De son côté le ministre des affaires étrangères Laurent Fabius, après avoir rappelé lors de cette réunion que « le retour à l’unité, à la stabilité et à l’intégrité de la Libye passe par la mise en œuvre rapide d’une solution politique » a ajouté : « Nous savons qu’il existe des groupes terroristes, au sud et à l’est de la Libye, et ceux-ci, soyons concrets et réalistes, ne vont pas être automatiquement neutralisés parce que, comme nous le souhaitons tous, il y aura eu une réconciliation nationale en Libye. Bien sûr cette réconciliation nationale est nécessaire, car si l’on veut que les forces libyennes puissent faire ce qu’il est nécessaire de faire à l’égard des groupes terroristes, elles doivent être unies pour éviter les jeux troubles. Mais nous savons tous qu’il y aura d’autres mesures à prendre. Il faut d’abord veiller à ce que ces groupes soient sanctionnés comme tels. De ce point de vue, la France demande l’inscription d’Ansar Al-Charia sur la liste terroriste du Conseil de sécurité, et pour être clair la liste que l’on appelle Al-Qaida ». Deux jours plus tard, le président du parlement de Tobrouk lors de son discours devant l’Assemblée générale des Nations unies se sentira ainsi d’autant plus légitime à instrumentaliser ce concept nouvellement réactivé de « guerre contre le terrorisme » pour demander le soutien de la communauté internationale dans sa lutte contre ses adversaires politiques.
Que cela plaise ou non, les milices d’« Aube de la Libye » contrôlent aujourd’hui les trois plus grandes villes du pays et la quasi-totalité de la Tripolitaine et il n’y aura de solution qu’en élargissant progressivement la base du dialogue à ses acteurs politiques que sont devenus les chefs issus de la guerre civile de 2011. C’est la position soutenue par l’Algérie que l’on ne peut accuser de sympathie à l’encontre des islamistes et qui a l’expérience de la guerre civile et de la réconciliation. C’est également le cas de la Tunisie. Les deux pays ne cessent d’appeler au dialogue inclusif entre toutes les parties.

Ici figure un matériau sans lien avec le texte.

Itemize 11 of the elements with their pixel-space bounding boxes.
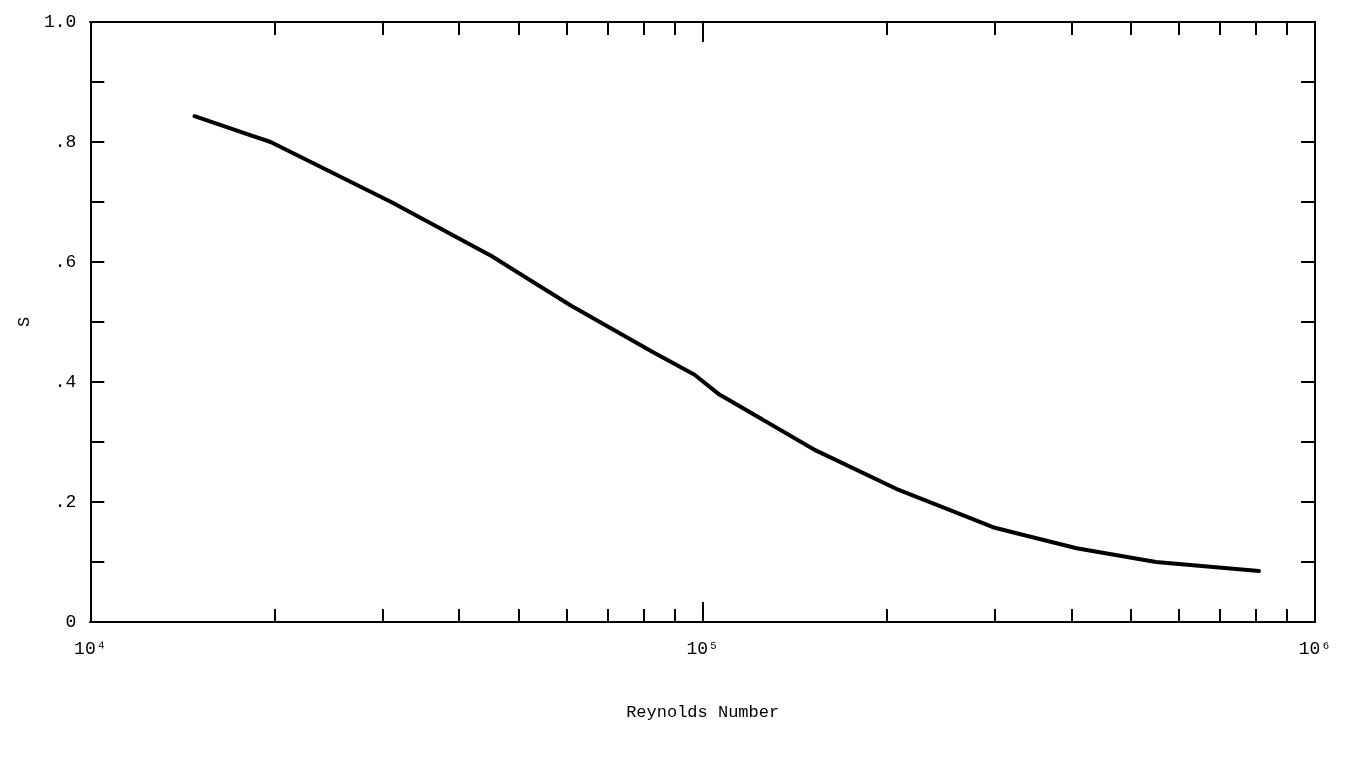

Si les États membres du Conseil de sécurité n’octroient pas la marge de manœuvre nécessaire au représentant spécial des Nations unies et continuent à considérer l’avenir de la Libye exclusivement à travers le prisme de la guerre contre le terrorisme, voire de l’intervention militaire, la politique des petits pas engagée par Bernardino León a toutes les chances d’échouer.
Comme en 2011 où Nicolas Sarkozy avait rejeté toute possibilité d’option négociée et choisi la guerre en déclarant dès le 20 février 2011 — soit un peu plus d’un an après l’avoir reçu avec les honneurs à Paris — que le colonel Mouammar Kadhafi n’était plus « un interlocuteur », il semble donc que la France ait préféré rejeter le dialogue avec l’une des deux parties en conflit. Comme en 2011, cette décision ne pourra que renforcer les plus radicaux des deux camps, prolonger une guerre qu’aucune des parties n’a les moyens de gagner et risquer ainsi de précipiter la Libye vers un scénario à la somalienne.